Patients often find it difficult to have their needs taken seriously. The invisibility of the disease makes it difficult to acknowledge, even by the patients themselves. Patient needs were often at odds with high work or home demands and with their meritocratic self-esteem. Patients are motivated to adjust their daily activities by encouraging resting when needed, using mindfulness-based techniques, and experiencing the effects of pacing. On the other hand, social and legal restrictions as well as financial responsibilities led patients to carry on as before and meet their professional demands as best as they could. The inclusion and counseling of relatives and employers were not feasible in the current setting because of the conciseness of the program. Still, we highly recommend this for outpatient care of patients with PCS.

Much of the information given in the psychoeducation modules of the program can now be found on websites of post-COVID support groups, specialized centers, or health insurance. Nevertheless, we are convinced that the combination of psychoeducation, practical application of pacing, and interactions with proficient specialists and other group members constituted pivotal elements in the efficacy of this treatment program.

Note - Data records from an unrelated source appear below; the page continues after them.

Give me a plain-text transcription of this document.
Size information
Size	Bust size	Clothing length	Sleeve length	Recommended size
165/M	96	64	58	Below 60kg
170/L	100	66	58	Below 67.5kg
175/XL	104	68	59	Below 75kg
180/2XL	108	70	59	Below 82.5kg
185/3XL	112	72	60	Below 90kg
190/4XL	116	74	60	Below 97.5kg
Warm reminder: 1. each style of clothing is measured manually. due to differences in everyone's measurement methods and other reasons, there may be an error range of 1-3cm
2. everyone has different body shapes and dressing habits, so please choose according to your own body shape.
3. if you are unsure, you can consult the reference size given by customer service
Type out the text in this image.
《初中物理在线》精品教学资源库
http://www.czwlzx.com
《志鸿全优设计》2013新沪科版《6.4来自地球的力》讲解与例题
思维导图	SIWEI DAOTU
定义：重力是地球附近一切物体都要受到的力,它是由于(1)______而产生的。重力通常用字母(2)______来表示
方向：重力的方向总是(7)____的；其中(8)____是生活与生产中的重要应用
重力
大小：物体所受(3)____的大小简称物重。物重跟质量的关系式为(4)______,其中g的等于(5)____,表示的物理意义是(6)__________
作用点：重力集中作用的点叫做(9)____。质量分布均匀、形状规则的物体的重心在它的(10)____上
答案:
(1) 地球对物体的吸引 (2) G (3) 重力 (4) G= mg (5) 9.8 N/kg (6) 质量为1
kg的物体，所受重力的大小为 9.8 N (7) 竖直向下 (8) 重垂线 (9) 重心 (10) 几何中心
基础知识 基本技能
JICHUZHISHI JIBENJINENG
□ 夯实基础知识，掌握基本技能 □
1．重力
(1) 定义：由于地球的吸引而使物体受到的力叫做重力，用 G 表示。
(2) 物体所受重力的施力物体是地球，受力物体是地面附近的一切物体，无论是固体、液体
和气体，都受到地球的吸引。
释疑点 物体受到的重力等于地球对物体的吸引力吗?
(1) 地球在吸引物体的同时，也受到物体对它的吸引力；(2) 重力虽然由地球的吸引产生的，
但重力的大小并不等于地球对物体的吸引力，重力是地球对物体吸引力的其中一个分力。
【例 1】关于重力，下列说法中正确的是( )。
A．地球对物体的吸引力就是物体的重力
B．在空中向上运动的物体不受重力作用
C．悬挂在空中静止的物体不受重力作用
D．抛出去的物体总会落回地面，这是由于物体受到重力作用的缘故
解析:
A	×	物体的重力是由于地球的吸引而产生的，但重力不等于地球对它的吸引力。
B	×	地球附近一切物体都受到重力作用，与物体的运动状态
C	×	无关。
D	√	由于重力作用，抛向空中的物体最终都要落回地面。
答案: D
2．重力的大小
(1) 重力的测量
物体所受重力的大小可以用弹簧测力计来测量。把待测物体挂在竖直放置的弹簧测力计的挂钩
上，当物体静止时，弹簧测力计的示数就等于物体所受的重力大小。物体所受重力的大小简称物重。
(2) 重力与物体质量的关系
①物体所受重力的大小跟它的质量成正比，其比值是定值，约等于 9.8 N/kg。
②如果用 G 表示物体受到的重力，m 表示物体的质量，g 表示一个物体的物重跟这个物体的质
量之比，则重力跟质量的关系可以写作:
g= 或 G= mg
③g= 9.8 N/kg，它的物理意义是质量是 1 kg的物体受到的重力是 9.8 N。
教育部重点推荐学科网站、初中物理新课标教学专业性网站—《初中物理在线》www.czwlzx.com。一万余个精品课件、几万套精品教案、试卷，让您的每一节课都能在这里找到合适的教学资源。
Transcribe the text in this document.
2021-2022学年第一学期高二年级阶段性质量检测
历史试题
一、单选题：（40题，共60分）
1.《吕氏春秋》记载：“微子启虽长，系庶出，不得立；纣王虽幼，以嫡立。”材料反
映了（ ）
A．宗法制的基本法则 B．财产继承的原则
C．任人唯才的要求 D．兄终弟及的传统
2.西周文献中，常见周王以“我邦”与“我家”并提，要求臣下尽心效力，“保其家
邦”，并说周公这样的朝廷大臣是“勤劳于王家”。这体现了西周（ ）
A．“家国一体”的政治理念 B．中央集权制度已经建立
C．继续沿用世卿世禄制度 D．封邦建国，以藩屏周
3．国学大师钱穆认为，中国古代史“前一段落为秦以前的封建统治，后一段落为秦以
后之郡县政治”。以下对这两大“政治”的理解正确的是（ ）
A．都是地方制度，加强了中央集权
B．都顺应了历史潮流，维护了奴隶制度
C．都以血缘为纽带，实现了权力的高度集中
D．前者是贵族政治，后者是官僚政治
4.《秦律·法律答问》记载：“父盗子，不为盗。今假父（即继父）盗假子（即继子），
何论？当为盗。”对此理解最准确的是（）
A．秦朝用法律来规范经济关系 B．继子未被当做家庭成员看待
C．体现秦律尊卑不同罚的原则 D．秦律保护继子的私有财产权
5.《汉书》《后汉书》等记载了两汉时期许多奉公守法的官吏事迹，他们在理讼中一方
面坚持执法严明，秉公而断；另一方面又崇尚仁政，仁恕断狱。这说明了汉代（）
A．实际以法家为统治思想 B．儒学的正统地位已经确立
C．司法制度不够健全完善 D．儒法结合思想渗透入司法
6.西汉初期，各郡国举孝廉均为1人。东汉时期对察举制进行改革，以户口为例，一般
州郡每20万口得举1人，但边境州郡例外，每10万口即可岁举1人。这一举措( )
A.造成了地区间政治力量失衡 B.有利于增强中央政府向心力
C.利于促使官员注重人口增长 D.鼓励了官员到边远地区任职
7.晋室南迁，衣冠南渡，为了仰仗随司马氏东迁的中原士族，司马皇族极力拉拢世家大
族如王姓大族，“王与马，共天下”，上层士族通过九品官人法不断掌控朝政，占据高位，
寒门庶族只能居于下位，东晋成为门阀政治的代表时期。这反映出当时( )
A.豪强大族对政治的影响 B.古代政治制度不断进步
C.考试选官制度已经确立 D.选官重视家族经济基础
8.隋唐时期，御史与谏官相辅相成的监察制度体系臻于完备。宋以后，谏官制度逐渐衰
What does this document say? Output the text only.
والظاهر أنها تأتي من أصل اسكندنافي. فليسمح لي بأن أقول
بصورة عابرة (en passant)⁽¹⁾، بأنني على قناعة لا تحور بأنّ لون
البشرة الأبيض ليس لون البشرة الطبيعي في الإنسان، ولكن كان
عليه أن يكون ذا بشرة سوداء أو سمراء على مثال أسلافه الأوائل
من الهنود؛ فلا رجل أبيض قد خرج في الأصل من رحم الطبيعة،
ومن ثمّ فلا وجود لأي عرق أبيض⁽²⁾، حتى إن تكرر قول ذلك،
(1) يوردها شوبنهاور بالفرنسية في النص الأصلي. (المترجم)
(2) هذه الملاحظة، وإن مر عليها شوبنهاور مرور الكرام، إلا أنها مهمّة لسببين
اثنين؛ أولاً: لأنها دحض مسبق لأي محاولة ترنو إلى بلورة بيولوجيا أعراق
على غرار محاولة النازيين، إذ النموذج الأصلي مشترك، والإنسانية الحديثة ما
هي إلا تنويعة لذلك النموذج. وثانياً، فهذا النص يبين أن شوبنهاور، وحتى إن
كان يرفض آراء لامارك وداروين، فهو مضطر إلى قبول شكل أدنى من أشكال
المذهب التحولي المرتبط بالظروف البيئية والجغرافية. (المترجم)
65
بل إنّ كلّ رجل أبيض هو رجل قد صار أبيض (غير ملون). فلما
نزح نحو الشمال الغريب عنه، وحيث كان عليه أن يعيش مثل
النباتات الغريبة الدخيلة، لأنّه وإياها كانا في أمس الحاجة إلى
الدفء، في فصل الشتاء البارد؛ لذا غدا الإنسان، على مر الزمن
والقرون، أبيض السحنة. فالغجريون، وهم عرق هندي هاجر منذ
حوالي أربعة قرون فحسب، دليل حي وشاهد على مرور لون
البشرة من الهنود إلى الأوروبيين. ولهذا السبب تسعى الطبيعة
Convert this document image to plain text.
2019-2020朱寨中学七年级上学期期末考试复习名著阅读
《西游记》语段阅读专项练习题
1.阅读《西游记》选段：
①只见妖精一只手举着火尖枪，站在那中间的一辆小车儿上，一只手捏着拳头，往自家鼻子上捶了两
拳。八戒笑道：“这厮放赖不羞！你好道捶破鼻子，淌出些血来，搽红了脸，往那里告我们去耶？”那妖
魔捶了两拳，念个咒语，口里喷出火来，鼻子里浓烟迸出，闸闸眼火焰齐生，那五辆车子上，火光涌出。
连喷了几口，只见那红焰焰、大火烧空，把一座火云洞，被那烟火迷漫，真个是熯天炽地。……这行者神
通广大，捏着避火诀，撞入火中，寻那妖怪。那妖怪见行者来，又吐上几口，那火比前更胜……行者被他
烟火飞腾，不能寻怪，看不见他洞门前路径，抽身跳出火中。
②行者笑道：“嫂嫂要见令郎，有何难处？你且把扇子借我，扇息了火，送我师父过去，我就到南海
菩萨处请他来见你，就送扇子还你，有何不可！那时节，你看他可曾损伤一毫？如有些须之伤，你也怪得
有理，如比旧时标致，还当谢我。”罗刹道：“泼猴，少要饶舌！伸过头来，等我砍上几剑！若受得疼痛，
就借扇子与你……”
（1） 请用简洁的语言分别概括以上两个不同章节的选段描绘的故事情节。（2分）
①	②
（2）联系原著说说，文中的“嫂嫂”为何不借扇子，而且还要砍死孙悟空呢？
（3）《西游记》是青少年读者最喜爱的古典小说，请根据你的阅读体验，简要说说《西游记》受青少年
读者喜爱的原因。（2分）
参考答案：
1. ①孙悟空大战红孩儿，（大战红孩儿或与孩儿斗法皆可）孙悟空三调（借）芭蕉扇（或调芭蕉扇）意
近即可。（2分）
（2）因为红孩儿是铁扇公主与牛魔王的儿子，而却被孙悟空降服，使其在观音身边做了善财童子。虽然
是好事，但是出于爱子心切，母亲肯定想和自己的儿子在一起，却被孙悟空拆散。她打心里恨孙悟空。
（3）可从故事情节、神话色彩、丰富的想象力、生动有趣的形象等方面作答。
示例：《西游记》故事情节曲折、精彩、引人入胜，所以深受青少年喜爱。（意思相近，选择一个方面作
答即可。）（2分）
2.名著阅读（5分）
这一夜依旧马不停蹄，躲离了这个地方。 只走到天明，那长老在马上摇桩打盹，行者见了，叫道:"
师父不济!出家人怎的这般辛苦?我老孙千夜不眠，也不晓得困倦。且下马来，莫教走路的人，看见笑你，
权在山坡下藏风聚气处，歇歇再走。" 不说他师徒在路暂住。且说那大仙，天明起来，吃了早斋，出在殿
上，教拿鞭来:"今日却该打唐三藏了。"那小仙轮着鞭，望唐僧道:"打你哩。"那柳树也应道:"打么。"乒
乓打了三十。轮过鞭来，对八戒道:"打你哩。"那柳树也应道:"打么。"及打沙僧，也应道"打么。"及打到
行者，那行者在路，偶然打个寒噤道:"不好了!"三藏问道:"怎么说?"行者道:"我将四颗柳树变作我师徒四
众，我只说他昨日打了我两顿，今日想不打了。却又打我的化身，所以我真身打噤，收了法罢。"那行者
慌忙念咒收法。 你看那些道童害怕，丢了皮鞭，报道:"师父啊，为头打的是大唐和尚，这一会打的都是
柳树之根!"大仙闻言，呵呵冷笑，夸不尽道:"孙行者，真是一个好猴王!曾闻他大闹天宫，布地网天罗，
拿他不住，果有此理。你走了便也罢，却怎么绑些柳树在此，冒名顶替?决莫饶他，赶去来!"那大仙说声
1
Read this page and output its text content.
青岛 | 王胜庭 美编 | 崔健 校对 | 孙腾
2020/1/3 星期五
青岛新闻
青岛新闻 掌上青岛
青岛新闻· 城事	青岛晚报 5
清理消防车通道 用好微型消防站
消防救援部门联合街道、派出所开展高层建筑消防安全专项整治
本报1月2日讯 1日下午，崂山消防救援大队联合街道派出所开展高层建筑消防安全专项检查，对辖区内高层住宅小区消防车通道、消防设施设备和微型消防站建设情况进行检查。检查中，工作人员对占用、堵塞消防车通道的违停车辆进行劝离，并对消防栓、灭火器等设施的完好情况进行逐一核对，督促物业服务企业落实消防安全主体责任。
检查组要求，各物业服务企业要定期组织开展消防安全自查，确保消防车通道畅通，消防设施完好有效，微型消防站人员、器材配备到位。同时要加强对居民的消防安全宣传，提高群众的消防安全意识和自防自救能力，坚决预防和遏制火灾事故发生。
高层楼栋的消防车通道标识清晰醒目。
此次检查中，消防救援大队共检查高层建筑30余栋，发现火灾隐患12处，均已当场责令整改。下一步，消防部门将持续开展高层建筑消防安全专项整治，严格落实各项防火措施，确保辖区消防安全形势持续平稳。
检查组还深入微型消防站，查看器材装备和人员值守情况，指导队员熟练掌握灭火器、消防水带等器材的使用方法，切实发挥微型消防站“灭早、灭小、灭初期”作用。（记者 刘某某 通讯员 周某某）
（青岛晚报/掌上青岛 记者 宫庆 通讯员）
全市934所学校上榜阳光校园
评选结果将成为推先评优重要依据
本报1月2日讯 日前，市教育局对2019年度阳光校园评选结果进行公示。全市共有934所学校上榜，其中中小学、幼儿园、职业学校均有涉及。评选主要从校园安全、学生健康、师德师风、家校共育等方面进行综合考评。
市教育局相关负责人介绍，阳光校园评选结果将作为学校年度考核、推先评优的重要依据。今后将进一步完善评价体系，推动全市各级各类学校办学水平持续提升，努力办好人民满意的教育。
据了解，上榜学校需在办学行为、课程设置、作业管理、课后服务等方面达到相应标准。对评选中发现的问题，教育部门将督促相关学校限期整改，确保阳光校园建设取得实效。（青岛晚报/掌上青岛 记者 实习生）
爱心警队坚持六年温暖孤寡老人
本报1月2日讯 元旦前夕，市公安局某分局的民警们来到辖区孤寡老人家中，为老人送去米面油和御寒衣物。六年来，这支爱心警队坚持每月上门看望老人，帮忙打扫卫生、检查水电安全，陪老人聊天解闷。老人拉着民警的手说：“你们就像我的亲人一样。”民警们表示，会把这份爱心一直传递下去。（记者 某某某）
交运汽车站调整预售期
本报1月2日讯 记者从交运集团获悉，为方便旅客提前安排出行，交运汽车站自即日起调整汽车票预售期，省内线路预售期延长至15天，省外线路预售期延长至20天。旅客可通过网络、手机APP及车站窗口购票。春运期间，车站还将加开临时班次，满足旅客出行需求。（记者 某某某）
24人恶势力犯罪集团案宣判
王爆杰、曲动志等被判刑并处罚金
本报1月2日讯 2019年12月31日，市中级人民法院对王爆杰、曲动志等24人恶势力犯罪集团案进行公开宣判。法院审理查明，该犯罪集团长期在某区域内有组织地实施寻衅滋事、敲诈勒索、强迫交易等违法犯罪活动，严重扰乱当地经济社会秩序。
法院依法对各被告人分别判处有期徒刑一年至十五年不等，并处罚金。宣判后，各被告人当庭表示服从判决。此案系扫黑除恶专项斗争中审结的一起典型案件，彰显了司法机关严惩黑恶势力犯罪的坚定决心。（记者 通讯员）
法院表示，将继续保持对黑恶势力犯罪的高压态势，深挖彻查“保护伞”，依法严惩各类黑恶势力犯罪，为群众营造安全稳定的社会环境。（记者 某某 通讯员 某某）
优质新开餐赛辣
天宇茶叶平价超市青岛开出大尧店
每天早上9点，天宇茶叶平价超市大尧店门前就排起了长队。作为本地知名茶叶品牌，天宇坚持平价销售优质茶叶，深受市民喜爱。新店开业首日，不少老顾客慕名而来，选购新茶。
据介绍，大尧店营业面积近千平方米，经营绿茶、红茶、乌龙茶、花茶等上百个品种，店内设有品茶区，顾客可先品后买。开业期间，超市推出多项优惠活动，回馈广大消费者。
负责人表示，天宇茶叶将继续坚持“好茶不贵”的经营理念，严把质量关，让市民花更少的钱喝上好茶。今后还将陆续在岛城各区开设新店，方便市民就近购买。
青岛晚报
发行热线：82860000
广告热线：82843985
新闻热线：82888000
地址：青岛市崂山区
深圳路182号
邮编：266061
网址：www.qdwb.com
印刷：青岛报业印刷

We, therefore, advocate the widespread implementation of these components in alternative treatment environments for individuals with PCS.

We thank the entire team of therapists and support personnel of the Day Clinic for Cognitive Neurology for making it possible to incorporate this new format into clinical procedures, and our patients for giving consent to use the data for evaluation. Moreover, we thank our reviewers and the editorial team of this issue for their helpful comments and language corrections.